On Nov 6, 2017 4:19 PM, "Chris Barker" <chris.barker@noaa.gov> wrote:
On Sat, Nov 4, 2017 at 6:47 AM, Marten van Kerkwijk <m.h.vankerkwijk@gmail.com> wrote:

You just summarized excellently why I'm on a quest to change `asarray`
to `asanyarray` within numpy

+1 -- we should all be using asanyarray() most of the time. 

The problem is that if you use 'asanyarray', then you're claiming that your code works correctly for:
- regular ndarrays
- np.matrix
- np.ma masked arrays
- and every third party subclass, regardless of their semantics, regardless of whether you've heard of them or not

If subclasses followed the Liskov substitution principle, and had different internal implementations but the same public ("duck") API, then this would be fine. But in practice, numpy limitations mean that ndarrays subclasses have to have the same internal implementation, so the only reason to make an ndarray subclass is if you want to make something with a different public API. Basically the whole system is designed for subclasses to be incompatible.
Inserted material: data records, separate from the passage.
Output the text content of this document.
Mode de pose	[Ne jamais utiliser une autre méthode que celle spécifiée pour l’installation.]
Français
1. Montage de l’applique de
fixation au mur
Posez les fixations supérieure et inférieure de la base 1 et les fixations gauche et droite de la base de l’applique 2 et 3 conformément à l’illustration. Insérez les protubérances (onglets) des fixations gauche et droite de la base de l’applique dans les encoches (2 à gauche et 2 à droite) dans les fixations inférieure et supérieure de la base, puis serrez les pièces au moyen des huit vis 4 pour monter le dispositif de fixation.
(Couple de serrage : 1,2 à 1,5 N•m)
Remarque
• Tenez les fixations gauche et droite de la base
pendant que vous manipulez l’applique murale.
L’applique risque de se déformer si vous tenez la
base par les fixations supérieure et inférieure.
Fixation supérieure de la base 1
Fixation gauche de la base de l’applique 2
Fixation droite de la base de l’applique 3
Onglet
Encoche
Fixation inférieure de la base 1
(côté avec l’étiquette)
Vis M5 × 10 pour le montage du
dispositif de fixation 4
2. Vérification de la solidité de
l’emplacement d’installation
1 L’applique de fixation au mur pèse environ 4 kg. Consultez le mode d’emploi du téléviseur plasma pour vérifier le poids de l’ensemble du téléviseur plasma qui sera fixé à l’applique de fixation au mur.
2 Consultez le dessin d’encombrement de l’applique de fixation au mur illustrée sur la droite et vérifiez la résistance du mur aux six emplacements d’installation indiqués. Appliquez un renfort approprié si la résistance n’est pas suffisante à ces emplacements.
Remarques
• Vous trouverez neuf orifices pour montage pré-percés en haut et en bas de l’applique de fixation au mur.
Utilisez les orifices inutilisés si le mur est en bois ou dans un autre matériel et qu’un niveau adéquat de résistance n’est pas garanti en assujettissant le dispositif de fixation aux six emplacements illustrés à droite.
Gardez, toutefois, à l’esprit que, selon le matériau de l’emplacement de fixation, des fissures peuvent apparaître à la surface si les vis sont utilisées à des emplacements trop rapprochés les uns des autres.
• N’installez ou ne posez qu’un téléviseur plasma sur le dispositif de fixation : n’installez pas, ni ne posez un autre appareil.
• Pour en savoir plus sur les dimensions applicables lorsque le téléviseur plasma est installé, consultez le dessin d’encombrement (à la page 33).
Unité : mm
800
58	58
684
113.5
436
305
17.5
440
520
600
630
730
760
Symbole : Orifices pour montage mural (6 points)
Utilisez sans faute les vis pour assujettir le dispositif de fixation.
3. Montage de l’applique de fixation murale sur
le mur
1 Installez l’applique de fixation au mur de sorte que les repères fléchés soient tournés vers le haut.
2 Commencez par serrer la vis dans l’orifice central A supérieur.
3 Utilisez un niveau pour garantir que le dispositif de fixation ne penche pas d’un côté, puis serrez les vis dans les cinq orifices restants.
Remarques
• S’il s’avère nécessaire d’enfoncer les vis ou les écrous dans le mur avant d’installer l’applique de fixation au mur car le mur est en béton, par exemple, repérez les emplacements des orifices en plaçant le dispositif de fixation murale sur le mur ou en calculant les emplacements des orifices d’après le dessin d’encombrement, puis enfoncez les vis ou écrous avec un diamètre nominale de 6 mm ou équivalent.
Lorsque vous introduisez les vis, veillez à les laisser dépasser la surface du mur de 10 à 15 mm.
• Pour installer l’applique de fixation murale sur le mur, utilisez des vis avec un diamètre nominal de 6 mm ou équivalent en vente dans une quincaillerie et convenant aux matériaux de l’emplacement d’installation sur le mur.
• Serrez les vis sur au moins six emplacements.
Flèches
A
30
The end result is that if you use asanyarray, your code is definitely wrong, because there's no way you're actually doing the right thing for arbitrary ndarray subclasses. But if you don't use asanyarray, then yeah, that's also wrong, because it won't work on mostly-compatible subclasses like astropy's. Given this, different projects reasonably make different choices -- it's not just legacy code that uses asarray. In the long run we obviously need to come up with new options that don't have these tradeoffs (that's why we want to let units to to dtypes, implement methods like __array_ufunc__ to enable duck arrays, etc.) let's try to be sympathetic to other projects that are doing their best :-).